Classical thought on friendship is not background context for modern ideas — it is a different set of ideas operating under different assumptions, asking different questions. Reading it carefully requires suspending the belief that we know in advance what friendship is.
For Plato, the question of friendship (philia) is entangled with the question of desire. The Lysis, one of his earliest dialogues, circles the problem without resolving it: what is the basis of friendship? Like attracts like? Unlike attracts unlike? We are drawn to what we lack? The dialogue ends in aporia — acknowledged confusion — not as a failure but as a philosophical move. The point is to unsettle the assumption that we already know what friendship is. The Symposium approaches the same territory from the direction of eros, where the philosophical ascent through love culminates in the contemplation of Beauty itself. Whether this is about personal friendship, erotic love, or something else is deliberately blurred.
Aristotle's treatment is more systematic. The Nicomachean Ethics devotes two full books to philia, more space than to any other single topic. His taxonomy — utility, pleasure, virtue — has shaped almost every subsequent discussion. But the taxonomy can mislead. Aristotle does not think utility-friendships are fake. He thinks they are real but incomplete, and that understanding why they are incomplete requires understanding what complete friendship is. Complete friendship, for Aristotle, is between people who are good and who recognize each other's goodness. It is also mutual, and mutuality must be perceived — which is why it takes time. You cannot become close friends quickly; the relationship requires shared experience and demonstrated character.
The Roman tradition received Aristotle but transformed him. Cicero's De Amicitia is the most influential ancient treatment after Aristotle, but its tone is different — more anxious, more politically aware. Cicero wrote it in 44 BCE, months after Caesar's assassination had demonstrated how completely the bonds of amicitia could be destroyed by political crisis. The dialogue is framed as a conversation that Cicero's revered friend Laelius might have had after the death of Scipio Africanus — friendship recalled from beyond loss.

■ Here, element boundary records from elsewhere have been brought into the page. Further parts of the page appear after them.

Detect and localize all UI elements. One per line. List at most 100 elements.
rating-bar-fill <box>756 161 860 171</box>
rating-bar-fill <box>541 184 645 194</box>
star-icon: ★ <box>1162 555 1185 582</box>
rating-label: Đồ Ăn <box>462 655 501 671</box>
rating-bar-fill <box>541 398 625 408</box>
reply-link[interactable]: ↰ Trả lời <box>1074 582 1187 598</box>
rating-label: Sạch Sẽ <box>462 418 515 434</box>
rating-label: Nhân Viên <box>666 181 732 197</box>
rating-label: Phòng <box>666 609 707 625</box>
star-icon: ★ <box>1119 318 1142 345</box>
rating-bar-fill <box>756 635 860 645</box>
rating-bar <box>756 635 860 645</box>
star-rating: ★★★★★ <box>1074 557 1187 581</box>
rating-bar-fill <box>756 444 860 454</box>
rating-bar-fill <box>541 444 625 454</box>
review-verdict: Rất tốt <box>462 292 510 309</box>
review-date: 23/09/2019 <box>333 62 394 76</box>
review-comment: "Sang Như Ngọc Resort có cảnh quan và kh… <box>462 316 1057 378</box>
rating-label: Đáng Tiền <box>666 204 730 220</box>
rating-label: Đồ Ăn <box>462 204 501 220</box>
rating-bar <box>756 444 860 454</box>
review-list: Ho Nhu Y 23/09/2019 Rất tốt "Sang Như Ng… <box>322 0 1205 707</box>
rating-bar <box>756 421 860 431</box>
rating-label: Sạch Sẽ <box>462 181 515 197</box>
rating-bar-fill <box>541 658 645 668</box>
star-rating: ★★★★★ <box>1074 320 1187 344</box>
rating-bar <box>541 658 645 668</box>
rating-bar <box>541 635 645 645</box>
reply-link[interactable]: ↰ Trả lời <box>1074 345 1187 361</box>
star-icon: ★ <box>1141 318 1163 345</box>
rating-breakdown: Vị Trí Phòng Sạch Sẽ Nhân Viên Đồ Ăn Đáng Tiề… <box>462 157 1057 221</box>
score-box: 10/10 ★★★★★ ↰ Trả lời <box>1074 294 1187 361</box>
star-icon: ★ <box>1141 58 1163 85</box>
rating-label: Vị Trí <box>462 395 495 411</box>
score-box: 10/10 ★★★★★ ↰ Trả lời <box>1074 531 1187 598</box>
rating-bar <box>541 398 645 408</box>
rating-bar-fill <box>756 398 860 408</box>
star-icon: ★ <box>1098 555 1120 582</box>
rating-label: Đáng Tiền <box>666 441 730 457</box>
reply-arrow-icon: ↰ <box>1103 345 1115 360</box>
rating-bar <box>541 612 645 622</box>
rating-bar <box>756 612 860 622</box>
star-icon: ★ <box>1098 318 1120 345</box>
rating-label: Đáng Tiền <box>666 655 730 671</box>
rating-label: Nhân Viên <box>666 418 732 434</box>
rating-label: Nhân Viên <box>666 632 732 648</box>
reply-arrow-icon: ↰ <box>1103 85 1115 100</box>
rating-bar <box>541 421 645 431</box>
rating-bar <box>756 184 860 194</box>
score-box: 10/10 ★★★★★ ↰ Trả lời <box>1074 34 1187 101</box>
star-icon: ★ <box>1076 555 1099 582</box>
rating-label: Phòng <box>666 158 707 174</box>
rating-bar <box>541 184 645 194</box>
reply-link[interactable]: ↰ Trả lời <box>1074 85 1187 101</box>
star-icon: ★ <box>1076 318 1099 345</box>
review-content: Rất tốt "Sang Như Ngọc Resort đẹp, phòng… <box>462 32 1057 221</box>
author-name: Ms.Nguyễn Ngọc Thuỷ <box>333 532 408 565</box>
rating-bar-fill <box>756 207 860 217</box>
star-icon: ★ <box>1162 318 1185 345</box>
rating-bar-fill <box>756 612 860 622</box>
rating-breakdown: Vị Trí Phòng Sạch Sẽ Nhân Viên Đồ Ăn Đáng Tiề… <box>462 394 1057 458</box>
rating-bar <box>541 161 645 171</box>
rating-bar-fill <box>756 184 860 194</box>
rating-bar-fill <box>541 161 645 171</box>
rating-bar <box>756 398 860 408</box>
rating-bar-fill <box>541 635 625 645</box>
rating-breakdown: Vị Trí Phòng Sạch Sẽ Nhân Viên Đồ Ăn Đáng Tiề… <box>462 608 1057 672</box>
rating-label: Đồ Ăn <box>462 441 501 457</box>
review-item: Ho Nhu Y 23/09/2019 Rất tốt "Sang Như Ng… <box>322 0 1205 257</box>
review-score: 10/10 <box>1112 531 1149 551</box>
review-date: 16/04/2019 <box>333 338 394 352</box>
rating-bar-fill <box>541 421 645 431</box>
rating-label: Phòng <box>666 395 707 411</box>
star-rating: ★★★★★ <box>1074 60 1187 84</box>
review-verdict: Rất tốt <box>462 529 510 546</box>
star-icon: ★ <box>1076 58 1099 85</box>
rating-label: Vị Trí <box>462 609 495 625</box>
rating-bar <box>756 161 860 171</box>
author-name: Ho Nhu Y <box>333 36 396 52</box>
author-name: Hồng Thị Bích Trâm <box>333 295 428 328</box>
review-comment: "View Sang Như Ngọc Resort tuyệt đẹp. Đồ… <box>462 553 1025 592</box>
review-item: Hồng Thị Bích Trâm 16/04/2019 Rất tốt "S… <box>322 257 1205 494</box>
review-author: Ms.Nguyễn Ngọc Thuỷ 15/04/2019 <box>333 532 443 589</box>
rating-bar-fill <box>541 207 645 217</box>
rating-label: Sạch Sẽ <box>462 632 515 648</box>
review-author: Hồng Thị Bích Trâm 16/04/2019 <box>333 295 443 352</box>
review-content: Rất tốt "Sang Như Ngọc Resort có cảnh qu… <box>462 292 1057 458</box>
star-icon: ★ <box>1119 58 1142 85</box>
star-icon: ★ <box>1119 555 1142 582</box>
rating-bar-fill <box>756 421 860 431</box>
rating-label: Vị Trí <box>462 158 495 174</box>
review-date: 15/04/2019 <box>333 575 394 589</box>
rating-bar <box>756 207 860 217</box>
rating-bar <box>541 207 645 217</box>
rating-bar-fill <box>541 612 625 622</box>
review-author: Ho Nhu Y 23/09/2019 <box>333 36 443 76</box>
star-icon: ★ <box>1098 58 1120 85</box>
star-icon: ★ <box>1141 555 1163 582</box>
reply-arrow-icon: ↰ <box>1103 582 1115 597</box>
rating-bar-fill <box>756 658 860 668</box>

Laelius argues that true friendship is possible only between good men, that it requires virtue as its foundation, and that it should not be destroyed by disagreements. But the weight of recent history presses on every page.
What separates classical friendship thought from most modern treatments is its frankness about inequality and its insistence on virtue. Classical thinkers did not think friendship between very unequal people was possible — or, if possible, that it was the same thing as friendship between equals. Aristotle acknowledges friendships between father and son, ruler and ruled, God and human — these exist, but they are asymmetrical in ways that limit reciprocity and therefore limit the friendship. This is not comfortable doctrine, but it is honest about a real tension that modern friendship ideology tends to suppress.
Classical thought also made friendship a matter of ethics rather than psychology. The question was not "how do I find and maintain friends?" but "what kind of person do I need to be in order to be a friend?" The self was the primary object of attention — not the techniques of friendship but the character that friendship requires and produces. That inversion is worth sitting with.